An estimated 3,000 people were able to get tickets. They included Jeanne and her daughter Mary, from several states away.
Jeanne brought a painting for appraisal, as well as an unusual small table.
"It was a little triangular table that belonged to my husband's grandparents. It's kind of unusual - the leg on it is a beautifully-carved, scantily-clad woman, with her arms spread as wings" Jeanne said.
She found out that it was a piece of Victorian Revival furniture, likely from the 1930s or 1940s.
Jeanne's daughter, however, took the lead in trying to get into Antiques Roadshow.
"I'm going against the grain. I like older things. I like the idea of using what we have and not buying something new when something was made, perhaps better, a few decades ago," Mary said.
According to Antiques Roadshow Executive Producer Marsha Bemko, about 25 people will make it into each of the three programs that will result from hours of appraising and recording at Winterthur.
"We have seen some fabulous things here today, both regional objects and things you'd see anywhere," Bemko said.
Tuesday's event was also the conclusion of a current Antiques Roadshow tour, which brought the show to more historic, intimate locations compared to the usual setting of a convention center.
"We love doing it in these environments. Winterthur has embraced us, allowed us and our 3,000 friends in to play house with them," Bemko said.
The opportunity to appraise was also a homecoming of sorts for Andrew Brunk.

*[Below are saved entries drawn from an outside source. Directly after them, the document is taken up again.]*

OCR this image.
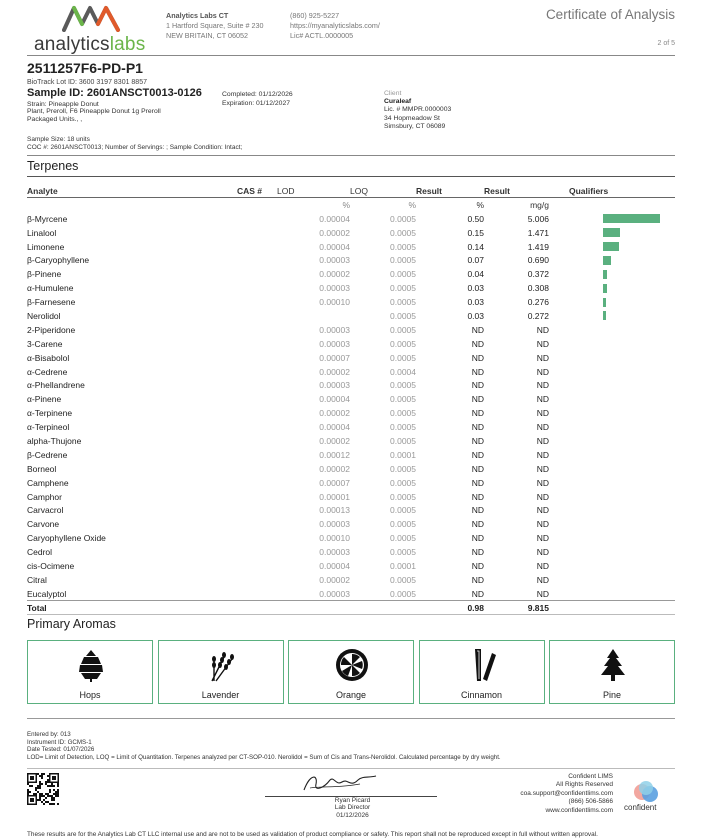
analyticslabs
Analytics Labs CT
1 Hartford Square, Suite # 230
NEW BRITAIN, CT 06052
(860) 925-5227
https://myanalyticslabs.com/
Lic# ACTL.0000005
Certificate of Analysis
2 of 5
2511257F6-PD-P1
BioTrack Lot ID: 3600 3197 8301 8857
Sample ID: 2601ANSCT0013-0126
Strain: Pineapple Donut
Plant, Preroll, F6 Pineapple Donut 1g Preroll
Packaged Units., ,
Completed: 01/12/2026
Expiration: 01/12/2027
Client
Curaleaf
Lic. # MMPR.0000003
34 Hopmeadow St
Simsbury, CT 06089
Sample Size: 18 units
COC #: 2601ANSCT0013; Number of Servings: ; Sample Condition: Intact;
Terpenes
Analyte	CAS #	LOD	LOQ	Result	Result	Qualifiers
		%	%	%	mg/g	
β-Myrcene		0.00004	0.0005	0.50	5.006	

Linalool		0.00002	0.0005	0.15	1.471	

Limonene		0.00004	0.0005	0.14	1.419	

β-Caryophyllene		0.00003	0.0005	0.07	0.690	

β-Pinene		0.00002	0.0005	0.04	0.372	

α-Humulene		0.00003	0.0005	0.03	0.308	

β-Farnesene		0.00010	0.0005	0.03	0.276	

Nerolidol			0.0005	0.03	0.272	

2-Piperidone		0.00003	0.0005	ND	ND	
3-Carene		0.00003	0.0005	ND	ND	
α-Bisabolol		0.00007	0.0005	ND	ND	
α-Cedrene		0.00002	0.0004	ND	ND	
α-Phellandrene		0.00003	0.0005	ND	ND	
α-Pinene		0.00004	0.0005	ND	ND	
α-Terpinene		0.00002	0.0005	ND	ND	
α-Terpineol		0.00004	0.0005	ND	ND	
alpha-Thujone		0.00002	0.0005	ND	ND	
β-Cedrene		0.00012	0.0001	ND	ND	
Borneol		0.00002	0.0005	ND	ND	
Camphene		0.00007	0.0005	ND	ND	
Camphor		0.00001	0.0005	ND	ND	
Carvacrol		0.00013	0.0005	ND	ND	
Carvone		0.00003	0.0005	ND	ND	
Caryophyllene Oxide		0.00010	0.0005	ND	ND	
Cedrol		0.00003	0.0005	ND	ND	
cis-Ocimene		0.00004	0.0001	ND	ND	
Citral		0.00002	0.0005	ND	ND	
Eucalyptol		0.00003	0.0005	ND	ND	
Total				0.98	9.815	
Primary Aromas
Hops	Lavender	Orange	Cinnamon	Pine
Entered by: 013
Instrument ID: GCMS-1
Date Tested: 01/07/2026
LOD= Limit of Detection, LOQ = Limit of Quantitation. Terpenes analyzed per CT-SOP-010. Nerolidol = Sum of Cis and Trans-Nerolidol. Calculated percentage by dry weight.
Ryan Picard
Lab Director
01/12/2026
Confident LIMS
All Rights Reserved
coa.support@confidentlims.com
(866) 506-5866
www.confidentlims.com confident
These results are for the Analytics Lab CT LLC internal use and are not to be used as validation of product compliance or safety. This report shall not be reproduced except in full without written approval.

He now runs an auction house in North Carolina, but received his master's from Winterthur's program in Early American Culture.
"It's interesting what people choose to bring in," Brunk said. He added that people often have questions about how and where something in the family was made.
Rarity, condition and design also play into another often-asked question: how much is it worth?
"People are realistic often about the value of what they have. They know it's not going to be life-changing," Bemko said. "They really want to know, was it made in the South? Was it made in America? Was it made in the North? When was it made? Of course, value is something they want to learn, too."
"To me, the satisfaction is in a sense of discovery, not knowing what someone might walk in the door with," Brunk said.
"Interacting with the people who have a history with the objects is always interesting."